III - Yemen, finisce l'era del Clan Saleh. Festa nelle strade, ma si combatte ancora



La gioia è esplosa nelle strade dello Yemen a metà mattinata, quando le voci che si rincorrevano dalla notte hanno trovato conferma ufficiale: dopo 33 anni di potere, 4 mesi di braccio di ferro con le centinaia di migliaia di yemeniti scesi in piazza per chiederne le dimissioni e 2 settimane di combattimenti con la famiglia rivale degli Al Ahmar, Ali Abdullah Saleh ha lasciato lo Yemen.
L'uomo che per decenni si è vantato di «ballare sulla testa dei serpenti» per la sua abilità di restare alla testa di un paese diviso da povertà, scarsezza di risorse e rivalità tribali, ha dovuto arrendersi ai medici: troppo gravi erano le sue condizioni - un frammento di granata a poca distanza dal cuore - dopo l'attacco subito venerdì nella moschea del suo compound, per restare a Sana'a.
Nella notte di sabato un aereo lo ha trasferito in Arabia Saudita, doveè seguito da medici tedeschi.
Subito dopo un altro velivoloè decollato: a bordo le due mogli e la maggioranza della famiglia. A Sana'a sono rimasti il figlio Ahmad e i nipoti Amar e Yahia, che controllano la guardia presidenziale e i servizi segreti, ma pochi dubitano che l'era della famiglia Saleh sia chiusa: «È finita. Se anche dovesse guarire i sauditi non permetteranno che torni, né che qualcuno dei suoi prenda il potere: la stabilità dello Yemen è troppo importante per essere ancora messaa rischio», sintetizza l'analista politico Abdel Ghani Al Eriani.

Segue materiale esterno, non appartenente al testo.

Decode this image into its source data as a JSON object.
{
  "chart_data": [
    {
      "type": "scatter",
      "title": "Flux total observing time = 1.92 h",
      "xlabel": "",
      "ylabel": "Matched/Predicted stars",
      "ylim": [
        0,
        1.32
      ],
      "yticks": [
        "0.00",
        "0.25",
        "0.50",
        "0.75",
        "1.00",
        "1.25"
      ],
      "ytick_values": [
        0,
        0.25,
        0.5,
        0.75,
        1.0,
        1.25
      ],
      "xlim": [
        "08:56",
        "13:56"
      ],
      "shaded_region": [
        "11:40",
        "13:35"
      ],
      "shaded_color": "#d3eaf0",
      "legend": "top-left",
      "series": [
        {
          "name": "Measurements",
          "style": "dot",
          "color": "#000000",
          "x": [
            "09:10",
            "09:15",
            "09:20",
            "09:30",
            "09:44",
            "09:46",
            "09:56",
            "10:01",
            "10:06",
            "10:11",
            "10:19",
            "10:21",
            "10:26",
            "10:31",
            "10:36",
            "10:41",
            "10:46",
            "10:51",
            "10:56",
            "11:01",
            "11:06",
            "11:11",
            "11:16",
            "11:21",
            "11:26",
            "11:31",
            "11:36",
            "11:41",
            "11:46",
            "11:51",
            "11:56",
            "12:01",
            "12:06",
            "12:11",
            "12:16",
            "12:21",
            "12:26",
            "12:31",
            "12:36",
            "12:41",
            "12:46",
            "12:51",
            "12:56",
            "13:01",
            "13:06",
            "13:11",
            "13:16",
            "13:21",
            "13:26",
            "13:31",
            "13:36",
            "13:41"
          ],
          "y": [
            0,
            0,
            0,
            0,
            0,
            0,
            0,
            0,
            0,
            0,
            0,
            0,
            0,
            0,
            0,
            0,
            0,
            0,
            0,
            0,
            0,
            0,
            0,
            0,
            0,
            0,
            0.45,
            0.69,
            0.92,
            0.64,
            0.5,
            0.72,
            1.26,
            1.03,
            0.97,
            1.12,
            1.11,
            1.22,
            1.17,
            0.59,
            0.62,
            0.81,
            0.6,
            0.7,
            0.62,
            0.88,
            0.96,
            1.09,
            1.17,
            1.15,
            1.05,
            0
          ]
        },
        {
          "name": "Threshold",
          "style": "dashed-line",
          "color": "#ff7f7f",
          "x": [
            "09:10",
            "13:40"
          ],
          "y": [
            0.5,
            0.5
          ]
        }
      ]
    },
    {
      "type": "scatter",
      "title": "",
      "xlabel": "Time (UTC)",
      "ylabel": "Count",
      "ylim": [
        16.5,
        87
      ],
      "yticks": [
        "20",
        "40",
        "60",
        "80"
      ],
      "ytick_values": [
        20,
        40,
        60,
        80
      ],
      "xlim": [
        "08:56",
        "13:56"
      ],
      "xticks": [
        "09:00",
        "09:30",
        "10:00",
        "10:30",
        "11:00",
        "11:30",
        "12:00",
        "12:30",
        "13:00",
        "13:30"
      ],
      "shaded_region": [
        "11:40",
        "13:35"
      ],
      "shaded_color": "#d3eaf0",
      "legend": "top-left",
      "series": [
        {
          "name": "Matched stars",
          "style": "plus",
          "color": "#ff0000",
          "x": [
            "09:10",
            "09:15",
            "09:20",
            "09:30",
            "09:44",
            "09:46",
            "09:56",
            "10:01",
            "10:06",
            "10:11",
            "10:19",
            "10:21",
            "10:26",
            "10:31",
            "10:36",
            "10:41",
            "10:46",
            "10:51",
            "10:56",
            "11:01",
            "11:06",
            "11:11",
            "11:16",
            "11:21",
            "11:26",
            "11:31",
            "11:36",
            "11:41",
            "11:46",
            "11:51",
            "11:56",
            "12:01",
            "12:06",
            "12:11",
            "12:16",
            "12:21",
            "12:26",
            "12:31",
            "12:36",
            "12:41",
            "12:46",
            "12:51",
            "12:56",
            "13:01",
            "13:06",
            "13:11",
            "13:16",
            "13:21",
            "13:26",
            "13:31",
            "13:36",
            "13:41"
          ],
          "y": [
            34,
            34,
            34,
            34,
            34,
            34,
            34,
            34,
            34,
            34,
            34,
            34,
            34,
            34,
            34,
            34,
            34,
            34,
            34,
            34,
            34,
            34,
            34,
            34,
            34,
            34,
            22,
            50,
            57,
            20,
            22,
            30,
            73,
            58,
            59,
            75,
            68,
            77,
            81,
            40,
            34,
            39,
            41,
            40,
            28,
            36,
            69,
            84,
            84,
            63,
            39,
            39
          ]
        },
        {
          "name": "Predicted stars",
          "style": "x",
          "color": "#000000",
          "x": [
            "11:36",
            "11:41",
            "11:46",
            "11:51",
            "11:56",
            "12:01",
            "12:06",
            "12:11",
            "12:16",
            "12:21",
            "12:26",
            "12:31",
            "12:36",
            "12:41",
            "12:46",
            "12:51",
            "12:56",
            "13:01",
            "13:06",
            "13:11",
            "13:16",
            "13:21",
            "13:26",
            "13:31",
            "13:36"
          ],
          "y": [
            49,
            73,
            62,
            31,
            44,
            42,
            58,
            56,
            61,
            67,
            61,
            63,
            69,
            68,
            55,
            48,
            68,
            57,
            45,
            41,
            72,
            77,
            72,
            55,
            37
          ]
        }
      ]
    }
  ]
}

Quello che accadrà ora è più complicato da prevedere: il vicepresidente Abed Rabbo Mansour - che ieri, volendo lanciare un segnale di rassicurazione, ha parlato a lungo con gli uomini di Obama - sta trattando con l'opposizione per attuare l'accordo messo a punto nei giorni scorsi dal Consiglio dei Paesi del Golfo e rigettato da Saleh. Se tutto andrà secondo i piani, verrà varato un governo di unità nazionale per riscrivere la Costituzione e portare il Paese alle urne, presumibilmente non prima di un anno. Nel frattempo lo Yemen attraverserà una fase delicata, in cui non mancheranno pressioni, come quella dei militanti di Al Qaeda nella Penisola islamica, che nell'instabilità yemenita è cresciuto.
Un problema serio, di cui ieri però a Sana'a nessuno aveva troppa voglia di parlare: «Abbiamo vinto, solo questo conta ora», gridava da "Change Square" epicentro delle proteste, Surya al Hora, della Yemeni women union, uno dei gruppi anima della rivolta. «Saleh non se ne è andato per 2 settimane di combattimento con gli Al Ahmar, ma perché per 4 mesi gli yemeniti hanno urlato che il suo tempo era finito, hanno minato le basi del suo potere e costretto i paesi dell'area ad abbandonarlo». In strada, nella folla in festa, insieme a militari e islamisti, moltissimi giovani. Per loro il futuro non sarà facile: «Non sono organizzati e nella prima fase non potranno non essere schiacciati dall'opposizione, anche islamista, e da chi appoggiava Saleh: sono meglio preparati. Ma hanno mesi per prepararsi», dice Al Eriani.